Read My Poker Face

Read My Poker Face

After spending some time watching some youtube tutorials and reading some articles I have gather some information concerning Convolutional Networks and applied it to my situation:
Regarding the batch size and learning rate I tried different values, a size of 32 with a learning rate of 0.0001 gave me the best results for the reduced data model.
Adding a batch normalization layer in the CNN layer before the activation function prevents the values to spread from each other and this helps improving the performance and speed of the training process.
A dropout layer before the fully connected layers. A dropout layer helps preventing overfitting which, since I am working now with a reduced data set, is easy to happen. Also Andrew Ng in one of his videos, explain that in neural networks that work with images, a dropout layer is used almost by default. It is a common practice. 
Hi:) Thanks for visiting my blog. My name is Rafael and I am a former software developer turned into a Data Scientist/Machine Learning Engineer.

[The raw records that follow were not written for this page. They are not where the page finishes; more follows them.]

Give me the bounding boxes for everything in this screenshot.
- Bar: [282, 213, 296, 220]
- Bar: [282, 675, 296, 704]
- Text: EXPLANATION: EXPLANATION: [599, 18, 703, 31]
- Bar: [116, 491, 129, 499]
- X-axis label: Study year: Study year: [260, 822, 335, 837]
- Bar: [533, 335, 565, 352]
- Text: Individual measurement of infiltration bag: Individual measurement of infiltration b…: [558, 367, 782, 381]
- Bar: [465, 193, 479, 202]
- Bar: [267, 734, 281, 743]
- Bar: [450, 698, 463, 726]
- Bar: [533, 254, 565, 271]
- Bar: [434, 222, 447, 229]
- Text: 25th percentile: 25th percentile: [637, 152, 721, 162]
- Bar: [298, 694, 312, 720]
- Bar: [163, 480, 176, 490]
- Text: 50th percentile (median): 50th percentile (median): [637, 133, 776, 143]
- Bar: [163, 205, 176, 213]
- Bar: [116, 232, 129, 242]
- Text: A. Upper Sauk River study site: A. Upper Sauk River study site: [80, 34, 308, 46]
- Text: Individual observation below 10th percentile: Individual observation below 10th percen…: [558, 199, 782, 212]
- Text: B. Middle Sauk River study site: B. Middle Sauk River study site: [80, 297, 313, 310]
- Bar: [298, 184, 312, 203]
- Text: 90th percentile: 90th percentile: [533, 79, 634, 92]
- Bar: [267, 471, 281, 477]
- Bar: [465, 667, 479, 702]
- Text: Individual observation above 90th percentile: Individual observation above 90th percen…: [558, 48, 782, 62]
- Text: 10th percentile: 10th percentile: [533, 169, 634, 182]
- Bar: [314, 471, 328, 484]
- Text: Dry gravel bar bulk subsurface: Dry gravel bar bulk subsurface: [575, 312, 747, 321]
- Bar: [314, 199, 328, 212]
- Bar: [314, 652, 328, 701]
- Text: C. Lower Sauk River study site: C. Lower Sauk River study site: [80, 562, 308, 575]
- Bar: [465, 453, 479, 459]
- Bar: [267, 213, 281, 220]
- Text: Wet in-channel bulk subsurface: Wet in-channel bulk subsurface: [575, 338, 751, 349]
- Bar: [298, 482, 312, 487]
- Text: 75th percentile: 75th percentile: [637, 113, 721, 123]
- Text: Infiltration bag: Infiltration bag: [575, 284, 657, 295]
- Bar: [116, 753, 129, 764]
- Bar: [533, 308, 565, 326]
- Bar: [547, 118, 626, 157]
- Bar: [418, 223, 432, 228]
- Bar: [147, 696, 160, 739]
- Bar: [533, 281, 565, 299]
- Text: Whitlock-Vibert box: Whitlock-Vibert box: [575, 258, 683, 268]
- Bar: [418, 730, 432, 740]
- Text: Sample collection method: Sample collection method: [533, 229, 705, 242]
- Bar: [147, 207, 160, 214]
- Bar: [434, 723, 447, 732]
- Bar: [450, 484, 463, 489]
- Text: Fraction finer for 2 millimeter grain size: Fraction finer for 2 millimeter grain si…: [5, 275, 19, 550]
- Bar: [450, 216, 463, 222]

My interest in the field began a couple of years ago but it wasn't until last february (2019) that I immerse myself in it. Poker Face When I first started teaching, the most common complaint people had about me was that I didn't smile or laugh. I think people caught subtle motions of my face throughout the first couple of months, but I let a little of that go in the classroom.
Results for the model trained with the reduced dataset :
(ignore y_pred column, % is computed dividing right/ones)
To try and check all these improvements I used the reduced data for timing reasons. I improved about 4% the accuracy on the public test data set regarding to the very first model I trained. No bad. We can see that almost all classes have a better prediction with exception of class 6:Neutral which got 10% worse and class 1:Disgust which remained unpredicted.
The improvement is not amazing, but it is something. My guess is that two big issues are happening in here: 
Size of the training data is small.
The model is too simple to learn such a complicated thing as facial emotion.
Before I move to a more complex CNN I will try these little improvement in on my model trained with the entire data set and see if they deliver a similar improvement.

Results for the model trained with the entire dataset:

Results for the model trained with the entire dataset:
(ignore y_pred column, % is computed dividing right/ones)

So good news! The changes I added on the reduced data set model improved the model trained with the entire dataset in a similar way (about 4%) . Again in this situation all classes had an improvement in their prediction (yesss! Dominos casino opening hours operation. class 1:Disgust is not zero anymore :)) but class 6:Neutral lost about 10%.
Can't Read My Poker FaceThose are mi little improvements for now. I gonna get a well deserved coffee.